Michigan sheriff recalls response to Oxford following deadly Texas shooting
OXFORD, Mich. (WNEM) - New controversy surrounds who is responsible for police waiting outside a Uvalde, Texas classroom for nearly an hour before border patrol agents went in and killed the gunman.
The shooter killed 19 children and two teachers to at Robb Elementary School.
The Oakland County Sheriff said when chaos erupted in Oxford last November, his team didn’t hesitate, they did what they were trained to do.
“I know what’s happening right now in Texas and I know they’re going through, not just the worst day of their life, but having a lot of second layer questions of: why did the response do what it did,” Sheriff Mike Bouchard said.
Bouchard is recalling his own agency’s own response to the shooting at Oxford High School last November. He said it took minutes from the first 911 call to when the suspect was apprehended. Five minutes, in fact.
Bouchard says every second counted.
“On that terrible, terrible day in oxford, they all went in immediately. They did exactly what I asked them to do and what their training had taught them,” Bouchard said.
In the few minutes it took for suspect Ethan crumbly to surrender, four students had died, and seven other people were injured.
Tuesday at Robb Elementary in Uvalde, 21 lives were lost, and it took nearly 90 minutes to end the rampage, a time delay that police attribute to a series of mistakes.
“The on-scene commander considered a barricaded subject and that there was time and there were no more children at risk,” said Director Steve McCraw from the Texas Department of Public Safety. “From the benefit of hindsight where I’m sitting now, of course it was not the right decision. It was the wrong decision. Period. There was no excuse for that.”

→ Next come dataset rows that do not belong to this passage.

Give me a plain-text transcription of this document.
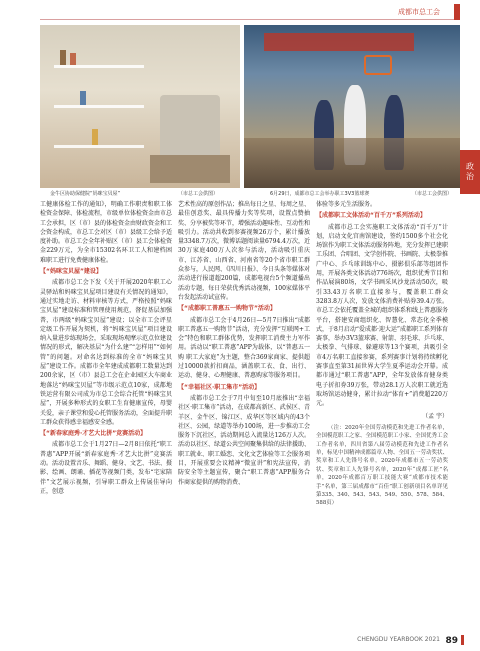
成都市总工会
政治
金牛区协助保健院“妈咪宝贝屋”	（市总工会供图）	6月29日，成都市总工会举办职工3V3篮球赛	（市总工会供图）

工健康体检工作的通知》，明确工作职责和职工体检资金保障、体检流程，市级单位体检资金由市总工会承担，区（市）县的体检资金由财政资金和工会资金构成，市总工会对区（市）县级工会给予适度补助。市总工会全年补贴区（市）县工会体检资金229万元，为全市15302名环卫工人和建档困难职工进行免费健康体检。

【“妈咪宝贝屋”建设】

成都市总工会下发《关于开展2020年职工心灵驿站和妈咪宝贝屋项目建设有关情况的通知》，通过实地走访、材料审核等方式，严格按照“妈咪宝贝屋”建设标准和管理使用规范，督促基层加强普，市两级“妈咪宝贝屋”建设；以全市工会评星定级工作开展为契机，将“妈咪宝贝屋”项目建设纳入量进步练现场会，采取现场观摩示范点位建设情况的形式，解决基层“为什么建”“怎样用”“如何管”的问题。对命名达到标准的全市“妈咪宝贝屋”建设工作。成都市全年建成成都职工数量达到200余家，区（市）县总工会在企业园区大车商业地落达“妈咪宝贝屋”等市级示范点10家，成都地铁运营有限公司成为市总工会综合托管“妈咪宝贝屋”，开展多种形式的女职工生育健康宣传，母婴关爱，亲子课堂和爱心托管服务活动，全面提升职工群众获得感幸福感安全感。

【“新春家庭秀·才艺大比拼”竞赛活动】

成都市总工会于1月27日—2月8日依托“职工普惠”APP开展“新春家庭秀·才艺大比拼”竞赛活动。活动设置音乐、舞蹈、健身、文艺、书法、摄影、绘画、朗诵、插花等视频门类，发布“宅家陪伴”文艺展示视频，引导职工群众上传展佳导向正，创意

艺术性高的原创作品；推出每日之星、每周之星、最佳创意奖、最具传播力奖等奖项，设置点赞抽奖、分享被奖等环节，增强活动趣味性、互动性和吸引力。活动共收到参赛视频26万个，累计播放量3348.7万次，微博话题阅读量6794.4万次，近30万家庭400万人次参与活动，活动吸引重庆市、江苏省、山西省、河南省等20个省市职工群众参与，人民网、《四川日报》、今日头条等媒体对活动进行报道超200篇，成都电视台5个频道播出活动专题，每日荣获优秀活动视频，100家媒体平台发起活动试宣传。

【“成都职工普惠五一购物节”活动】

成都市总工会于4月26日—5月7日推出“成都职工普惠五一购物节”活动，充分发挥“互联网+工会”特色和职工群体优势，发挥职工消费主力军作用。活动以“职工普惠”APP为载体，以“普惠五一购 职工大家庭”为主题，整合369家商家、提供超过10000款折扣商品，涵盖职工衣、食、出行、运动、健身、心理健康、普惠购家等服务项目。

【“幸福社区·职工集市”活动】

成都市总工会于7月中旬至10月底推出“幸福社区·职工集市”活动，在成都高新区、武侯区、青羊区、金牛区、锦江区、成华区等区域内的43个社区、公园，绿道等举办100场，进一步推动工会服务下沉社区，活动期间总入流量达126万人次。活动以社区、绿道公共空间聚集供给的法律援助、职工就业、职工婚恋、文化文艺体验等工会服务项目，开展重要会议精神“微宣讲”和宪法宣传，消防安全等主题宣传，聚合“职工普惠”APP服务合作商家提供的购物消费、

体验等多元生活服务。

【成都职工文体活动“百千万”系列活动】

成都市总工会实施职工文体活动“百千万”计划，启动文化宫南馆建设，签约1500多个社会化场馆作为职工文体活动服务阵地，充分发挥已建职工乐团、合唱团、文学创作院、书画院、太极拳推广中心、乒乓球训练中心、摄影俱乐部等组团作用，开展各类文体活动776场次，组织优秀节目和作品展演80场，文学书画采风沙龙活动50次，吸引33.43万名职工直接参与，覆盖职工群众3283.8万人次，发放文体消费补贴券39.4万张。市总工会依托覆盖全城的组织体系和线上普惠服务平台，搭建安商组织化、智慧化、常态化全季模式，于8月启动“爱成都·迎大运”成都职工系列体育赛事，举办3V3篮球赛、射箭、羽毛球、乒乓球、太极拳、气排球、躲避球等13个赛项，共吸引全市4万名职工直接参赛，系列赛事计划将持续孵化赛事直至第31届世界大学生夏季运动会开幕。成都市通过“职工普惠”APP，全年发放体育健身类电子折扣券39万张，带动28.1万人次职工就近选取场馆运动健身，累计拉动“体育+”消费超220万元。

（孟 宇）

（注：2020年全国劳动模范和先进工作者名单，全国模范职工之家、全国模范职工小家、全国优秀工会工作者名单，四川省第八届劳动模范和先进工作者名单，标见中国精神成都篇章人物、全国五一劳动奖状、奖章和工人先锋号名单，2020年成都市五一劳动奖状、奖章和工人先锋号名单，2020年“成都工匠”名单，2020年成都百万职工技能大赛“成都市技术能手”名单，第三届成都市“百佳”职工创新项目名单详见第335、340、543、543、549、550、578、584、588页）

CHENGDU YEARBOOK 2021 89
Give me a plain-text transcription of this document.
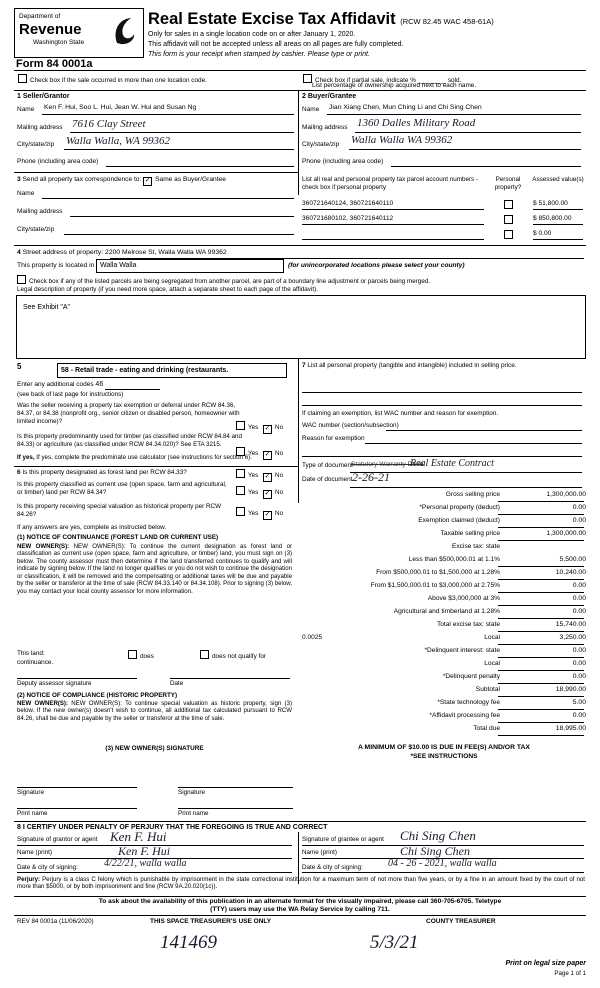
Department of
Revenue
Washington State
Form 84 0001a
Real Estate Excise Tax Affidavit (RCW 82.45 WAC 458-61A)
Only for sales in a single location code on or after January 1, 2020.
This affidavit will not be accepted unless all areas on all pages are fully completed.
This form is your receipt when stamped by cashier. Please type or print.
Check box if the sale occurred in more than one location code.	Check box if partial sale, indicate % ________ sold.
List percentage of ownership acquired next to each name.
1 Seller/Grantor
Name Ken F. Hui, Soo L. Hui, Jean W. Hui and Susan Ng
Mailing address 7616 Clay Street
City/state/zip Walla Walla, WA 99362
Phone (including area code)
2 Buyer/Grantee
Name Jian Xiang Chen, Mun Ching Li and Chi Sing Chen
Mailing address 1360 Dalles Military Road
City/state/zip Walla Walla WA 99362
Phone (including area code)
3 Send all property tax correspondence to: ✓ Same as Buyer/Grantee
Name
Mailing address
City/state/zip
List all real and personal property tax parcel account numbers - check box if personal property
Personal property?
Assessed value(s)
360721640124, 360721640110	$ 51,800.00
360721680102, 360721640112	$ 850,800.00
$ 0.00
4 Street address of property: 2200 Melrose St, Walla Walla WA 99362
This property is located in Walla Walla	(for unincorporated locations please select your county)
Check box if any of the listed parcels are being segregated from another parcel, are part of a boundary line adjustment or parcels being merged.
Legal description of property (if you need more space, attach a separate sheet to each page of the affidavit).
See Exhibit "A"
5	58 - Retail trade - eating and drinking (restaurants.
Enter any additional codes 46
(see back of last page for instructions)
Was the seller receiving a property tax exemption or deferral under RCW 84.36, 84.37, or 84.38 (nonprofit org., senior citizen or disabled person, homeowner with limited income)?
Yes ✓	No
Is this property predominantly used for timber (as classified under RCW 84.84 and 84.33) or agriculture (as classified under RCW 84.34.020)? See ETA 3215.
Yes ✓	No
If yes, If yes, complete the predominate use calculator (see instructions for section 6).
6 Is this property designated as forest land per RCW 84.33?	Yes ✓	No
Is this property classified as current use (open space, farm and agricultural, or timber) land per RCW 84.34?	Yes ✓	No
Is this property receiving special valuation as historical property per RCW 84.26?	Yes ✓	No
If any answers are yes, complete as instructed below.
(1) NOTICE OF CONTINUANCE (FOREST LAND OR CURRENT USE)
NEW OWNER(S): NEW OWNER(S): To continue the current designation as forest land or classification as current use (open space, farm and agriculture, or timber) land, you must sign on (3) below. The county assessor must then determine if the land transferred continues to qualify and will indicate by signing below. If the land no longer qualifies or you do not wish to continue the designation or classification, it will be removed and the compensating or additional taxes will be due and payable by the seller or transferor at the time of sale (RCW 84.33.140 or 84.34.108). Prior to signing (3) below, you may contact your local county assessor for more information.
This land:	does	does not qualify for
continuance.
Deputy assessor signature	Date
(2) NOTICE OF COMPLIANCE (HISTORIC PROPERTY)
NEW OWNER(S): NEW OWNER(S): To continue special valuation as historic property, sign (3) below. If the new owner(s) doesn't wish to continue, all additional tax calculated pursuant to RCW 84.26, shall be due and payable by the seller or transferor at the time of sale.
(3) NEW OWNER(S) SIGNATURE
Signature	Signature
Print name	Print name
7 List all personal property (tangible and intangible) included in selling price.
If claiming an exemption, list WAC number and reason for exemption.
WAC number (section/subsection)
Reason for exemption
Type of document
Statutory Warranty Deed
Real Estate Contract
Date of document 2-26-21
Gross selling price	1,300,000.00
*Personal property (deduct)	0.00
Exemption claimed (deduct)	0.00
Taxable selling price	1,300,000.00
Excise tax: state
Less than $500,000.01 at 1.1%	5,500.00
From $500,000.01 to $1,500,000 at 1.28%	10,240.00
From $1,500,000.01 to $3,000,000 at 2.75%	0.00
Above $3,000,000 at 3%	0.00
Agricultural and timberland at 1.28%	0.00
Total excise tax: state	15,740.00
0.0025	Local	3,250.00
*Delinquent interest: state	0.00
Local	0.00
*Delinquent penalty	0.00
Subtotal	18,990.00
*State technology fee	5.00
*Affidavit processing fee	0.00
Total due	18,995.00
A MINIMUM OF $10.00 IS DUE IN FEE(S) AND/OR TAX
*SEE INSTRUCTIONS
8 I CERTIFY UNDER PENALTY OF PERJURY THAT THE FOREGOING IS TRUE AND CORRECT
Signature of grantor or agent Ken F. Hui	Signature of grantee or agent Chi Sing Chen
Name (print)	Ken F. Hui	Name (print)	Chi Sing Chen
Date & city of signing:	4/22/21, walla walla	Date & city of signing:	04 - 26 - 2021, walla walla
Perjury: Perjury is a class C felony which is punishable by imprisonment in the state correctional institution for a maximum term of not more than five years, or by a fine in an amount fixed by the court of not more than $5000, or by both imprisonment and fine (RCW 9A.20.020(1c)).
To ask about the availability of this publication in an alternate format for the visually impaired, please call 360-705-6705. Teletype
(TTY) users may use the WA Relay Service by calling 711.
REV 84 0001a (11/06/2020)	THIS SPACE TREASURER'S USE ONLY	COUNTY TREASURER
141469	5/3/21
Print on legal size paper
Page 1 of 1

Authorities said the suspect entered the school shortly after 11:30 a.m., and by 12:05 p.m., at least 19 officers and border patrol agents assembled in the hallway outside of the classrooms containing children locked inside with the gunman.
There were multiple calls to 911 from inside, begging for help.
It wasn’t until 12:50 p.m. that police breached the door and killed the shooter.
“There’s no way that someone hadn’t been hearing gunshots, given how many people he had shot. If you’re hearing gunshots, that’s not a barricaded moment. That’s a rescue moment, that’s a respond moment, that’s an entry moment,” Bouchard said. “To see police officers standing outside while kids are getting shot, it’s unacceptable. I don’t care what it takes. Cars are replaceable, doors are replaceable, walls are replaceable. Kids are not.”